In the 2018 district court proceedings for the lawsuit the SFFA brought against Harvard University, the diverse coalition of students from the university were permitted to submit testimonies “in support of race-conscious admissions during the three-week trial”. Whereas the SFFA did not present students to testify, submit student files “containing implicit or explicit discriminatory statements”, nor did they consult students the American Bar Association noted.
Shortly after the ruling Illinois Governor J.B. Pritzker released an E-News Release in which he referred to the Supreme Court’s decision as a travesty and stated that the decision was “reversing nearly 45 years of precedent that advances equity throughout our country’s higher education institutions”.
Pritzker noted that the decision only “sets us back”.
Affirmative action was introduced on March 6, 1961 in Executive Order 10925, issued by President John F. Kennedy.
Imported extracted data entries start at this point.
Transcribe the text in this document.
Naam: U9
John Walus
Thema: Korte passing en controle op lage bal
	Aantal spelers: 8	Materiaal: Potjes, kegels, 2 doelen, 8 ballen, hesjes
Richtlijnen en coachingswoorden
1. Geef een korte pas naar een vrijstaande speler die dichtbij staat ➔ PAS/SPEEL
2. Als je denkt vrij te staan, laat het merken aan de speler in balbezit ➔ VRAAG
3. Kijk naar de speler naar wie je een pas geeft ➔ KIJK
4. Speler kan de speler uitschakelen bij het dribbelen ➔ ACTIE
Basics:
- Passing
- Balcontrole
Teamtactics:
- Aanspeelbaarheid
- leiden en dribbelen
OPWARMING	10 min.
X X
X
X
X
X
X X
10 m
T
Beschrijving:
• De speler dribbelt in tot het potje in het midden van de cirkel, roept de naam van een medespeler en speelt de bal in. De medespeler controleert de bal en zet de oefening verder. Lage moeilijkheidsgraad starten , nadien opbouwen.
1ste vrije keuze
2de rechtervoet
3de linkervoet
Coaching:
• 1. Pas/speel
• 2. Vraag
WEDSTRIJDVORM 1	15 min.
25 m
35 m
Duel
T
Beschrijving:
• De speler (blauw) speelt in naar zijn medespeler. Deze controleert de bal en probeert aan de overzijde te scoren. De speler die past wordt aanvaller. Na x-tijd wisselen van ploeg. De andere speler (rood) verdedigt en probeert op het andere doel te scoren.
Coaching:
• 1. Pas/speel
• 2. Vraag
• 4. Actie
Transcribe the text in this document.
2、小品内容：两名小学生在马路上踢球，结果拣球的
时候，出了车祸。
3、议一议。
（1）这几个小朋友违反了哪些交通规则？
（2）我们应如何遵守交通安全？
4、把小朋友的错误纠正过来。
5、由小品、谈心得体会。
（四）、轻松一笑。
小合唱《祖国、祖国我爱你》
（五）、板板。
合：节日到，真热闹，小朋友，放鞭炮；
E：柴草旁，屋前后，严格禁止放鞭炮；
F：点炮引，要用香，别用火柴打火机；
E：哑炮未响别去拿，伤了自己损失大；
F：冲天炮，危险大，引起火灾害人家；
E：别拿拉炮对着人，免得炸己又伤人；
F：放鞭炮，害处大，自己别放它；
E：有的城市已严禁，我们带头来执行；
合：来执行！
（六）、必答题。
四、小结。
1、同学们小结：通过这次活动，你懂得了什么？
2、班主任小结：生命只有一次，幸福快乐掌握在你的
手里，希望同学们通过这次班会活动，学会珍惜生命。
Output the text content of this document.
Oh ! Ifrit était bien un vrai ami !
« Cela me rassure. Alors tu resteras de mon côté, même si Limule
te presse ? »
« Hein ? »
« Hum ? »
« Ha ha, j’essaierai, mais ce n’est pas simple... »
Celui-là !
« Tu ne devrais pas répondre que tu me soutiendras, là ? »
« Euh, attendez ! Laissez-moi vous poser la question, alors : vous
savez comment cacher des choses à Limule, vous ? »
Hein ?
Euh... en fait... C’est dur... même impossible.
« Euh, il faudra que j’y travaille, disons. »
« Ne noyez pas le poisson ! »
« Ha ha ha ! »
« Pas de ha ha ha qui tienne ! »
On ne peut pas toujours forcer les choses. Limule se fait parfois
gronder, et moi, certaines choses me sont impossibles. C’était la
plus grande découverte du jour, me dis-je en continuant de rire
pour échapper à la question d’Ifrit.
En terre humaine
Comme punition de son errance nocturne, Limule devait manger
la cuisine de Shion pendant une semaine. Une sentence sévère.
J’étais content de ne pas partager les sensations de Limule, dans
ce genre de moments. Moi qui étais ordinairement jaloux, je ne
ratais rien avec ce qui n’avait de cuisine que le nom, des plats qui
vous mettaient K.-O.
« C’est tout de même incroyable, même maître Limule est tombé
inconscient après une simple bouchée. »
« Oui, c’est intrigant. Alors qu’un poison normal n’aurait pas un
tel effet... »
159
The order wrote that “government contractors ‘take affirmative action to ensure that applicants are employed, and employees are treated during employment, without regard to their race, creed, color, or national origin’” as noted by the University of California, Irvine.
In regards to college admissions, affirmative action legislation held that race would be considered as a factor in the application process as mentioned in an article released by NPR.
As a result of this ruling, dire forecasts have pointed to “swift and substantial drops in Black and Latino enrollment, perhaps by as much as half, at some of the nation’s most prestigious colleges” as noted by an article from the Washington Post.